Fr. Gennadios Manolis, Theologian
The Lord’s Ascension is the visible sign of God’s reconciliation with us, but also the glorification of our human nature. This reconciliation and our glorification were achieved through the incarnation of the Son and Word of God, His teachings, His voluntary Passion, His glorious Resurrection, culminating in His Ascension into heaven.
The Ascension is described by the Evangelists Mark (16, 19) and Luke (24, 50-51), as well as in the Acts of the Apostles (1, 9-11). As regards the time of the event, the book of Acts tells us that it occurred forty days after the resurrection of Jesus Christ from the dead.
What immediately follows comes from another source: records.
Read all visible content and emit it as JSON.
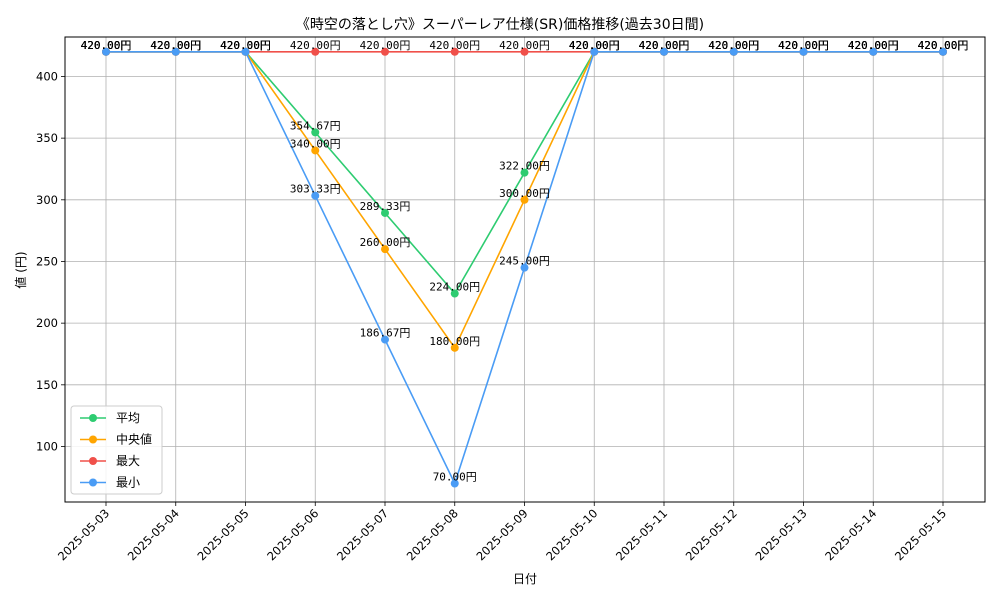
{
  "chart_data": {
    "type": "line",
    "title": "《時空の落とし穴》スーパーレア仕様(SR)価格推移(過去30日間)",
    "xlabel": "日付",
    "ylabel": "値 (円)",
    "categories": [
      "2025-05-03",
      "2025-05-04",
      "2025-05-05",
      "2025-05-06",
      "2025-05-07",
      "2025-05-08",
      "2025-05-09",
      "2025-05-10",
      "2025-05-11",
      "2025-05-12",
      "2025-05-13",
      "2025-05-14",
      "2025-05-15"
    ],
    "ylim": [
      55,
      432
    ],
    "yticks": [
      100,
      150,
      200,
      250,
      300,
      350,
      400
    ],
    "grid": true,
    "legend_position": "lower-left",
    "label_suffix": "円",
    "series": [
      {
        "name": "平均",
        "color": "#2ecc71",
        "values": [
          420,
          420,
          420,
          354.67,
          289.33,
          224,
          322,
          420,
          420,
          420,
          420,
          420,
          420
        ]
      },
      {
        "name": "中央値",
        "color": "#ffa500",
        "values": [
          420,
          420,
          420,
          340,
          260,
          180,
          300,
          420,
          420,
          420,
          420,
          420,
          420
        ]
      },
      {
        "name": "最大",
        "color": "#f0504a",
        "values": [
          420,
          420,
          420,
          420,
          420,
          420,
          420,
          420,
          420,
          420,
          420,
          420,
          420
        ]
      },
      {
        "name": "最小",
        "color": "#4a9cf5",
        "values": [
          420,
          420,
          420,
          303.33,
          186.67,
          70,
          245,
          420,
          420,
          420,
          420,
          420,
          420
        ]
      }
    ]
  }
}
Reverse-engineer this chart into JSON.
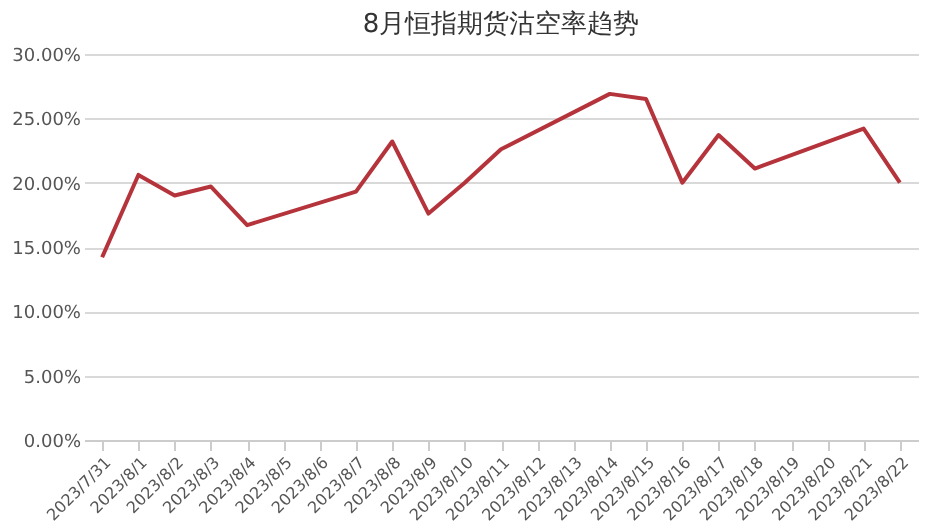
{
  "chart_data": {
    "type": "line",
    "title": "8月恒指期货沽空率趋势",
    "categories": [
      "2023/7/31",
      "2023/8/1",
      "2023/8/2",
      "2023/8/3",
      "2023/8/4",
      "2023/8/5",
      "2023/8/6",
      "2023/8/7",
      "2023/8/8",
      "2023/8/9",
      "2023/8/10",
      "2023/8/11",
      "2023/8/12",
      "2023/8/13",
      "2023/8/14",
      "2023/8/15",
      "2023/8/16",
      "2023/8/17",
      "2023/8/18",
      "2023/8/19",
      "2023/8/20",
      "2023/8/21",
      "2023/8/22"
    ],
    "series": [
      {
        "color": "#b5343c",
        "values": [
          14.2,
          20.6,
          19.0,
          19.7,
          16.7,
          null,
          null,
          19.3,
          23.2,
          17.6,
          20.0,
          22.6,
          null,
          null,
          26.9,
          26.5,
          20.0,
          23.7,
          21.1,
          null,
          null,
          24.2,
          20.0
        ]
      }
    ],
    "ylim": [
      0,
      30
    ],
    "yticks": [
      {
        "value": 0,
        "label": "0.00%"
      },
      {
        "value": 5,
        "label": "5.00%"
      },
      {
        "value": 10,
        "label": "10.00%"
      },
      {
        "value": 15,
        "label": "15.00%"
      },
      {
        "value": 20,
        "label": "20.00%"
      },
      {
        "value": 25,
        "label": "25.00%"
      },
      {
        "value": 30,
        "label": "30.00%"
      }
    ],
    "grid": "y",
    "legend": false,
    "marker": "none",
    "line_style": "solid"
  }
}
The Lord remained on earth for the duration of this time so that His disciples could realize fully that the resurrection had actually taken place. At this point, it’s worth pointing out that during this period of forty days, the Lord was not with His disciples continuously, thus allowing them to become accustomed to the idea of the end of His presence on earth. As regards the manner in which this happened, according to the description in the Biblical texts, it was an act of accommodation on the part of Christ to our human nature. According to the Fathers of the Church, this was comparable to the consumption of food by the risen Lord, which was to convince the disciples that it was no spirit standing before them.
After the Fall and our exit from the delight of Paradise, we weren’t brought to glorification, but rather descended into thrall to decay and death. From having been on the path towards the likeness of God, we found ourselves in the tarnished image of Him under dominion of the sin of the devil. But as an affectionate Father, God Himself undertook our salvation through the incarnation of His Son and Word, so that through His sacrifice on the Cross and His Resurrection from the dead He could release us from the bonds of sin and death.
Our progress towards perfection and our failure to achieve it aren’t events which unfolded far way, in the absence of God. Through His great love for us, which is the same as His love and the uncreated energy of divine grace, God wanted to retrieve us from delusion and bring us back to knowledge of the truth. It was precisely in order to restore our fallen nature and save it from sin and death that God planned our salvation and put this design into practice.
This plan on the part of divine providence included the incarnation, the passion, the resurrection and culminated in the ascension, which marked the completion of Christ’s mission to the world. We should make clear at this point that the Lord’s ascension doesn’t mean that He was ever absent from heaven during His time on earth, just as His incarnation doesn’t mean the suspension of His divinity.
The plan of divine providence didn’t envisage merely the return of human nature to its prelapsarian state. It doesn’t simply redeem us from the consequences of the Fall, but it actually achieves the final goal of bringing us back to the path of becoming in the likeness of God. The Ascension is therefore the crown of the work of divine providence, since it completes God’s plan for our salvation, leaving to each of us separately the choice of accepting this path.
The completion of the work of Jesus Christ with the Ascension marks the coming of a new era, which is inaugurated with Pentecost and extends as far as the Second Coming. The period from Pentecost onwards is the final stage of Divine Providence, though without it constituting the end, since it is also moving towards the end, the Last Things. The Church of Christ preserves and transmits the revelation in Christ and, at the same time affirms its historical truth, under the guidance of the Holy Spirit. This revelation, which is presented with tangible means and historical facts isn’t restricted to them, nor is it restrained by the immediacy of the world, but it extends beyond it and makes possible the transcendence of the world.
Christ is not absent in bodily terms, but remains present in the Church in the Holy Spirit.. He remains united with the world through the sacrament of the Divine Eucharist which becomes a mystical encounter between us and God, while at the same time heralding the advent of the Second Coming.
In one of his discourses on the Lord’s Ascension, Saint John Chrysostom notes: ‘Essentially, the Ascension marks the reconciliation between God and humankind. This had not happened previously, not because God hated us, but because we were indifferent and ungrateful towards Him. And the change has occurred not because of our achievements, nor because we’ve altered our attitude and behavior, but because of the immeasurable love and interest of God… Now, with the Ascension, we who were not worthy to dwell in paradise, we who declined to the point of not being worthy to live here on earth and so were swallowed up in the flood, with the exception of the family of Noah, we, unworthy though we are, now ascend into heaven (Saint John Chrysostom On the Ascension of Our Lord Jesus Christ, Discourse 2, PG 52).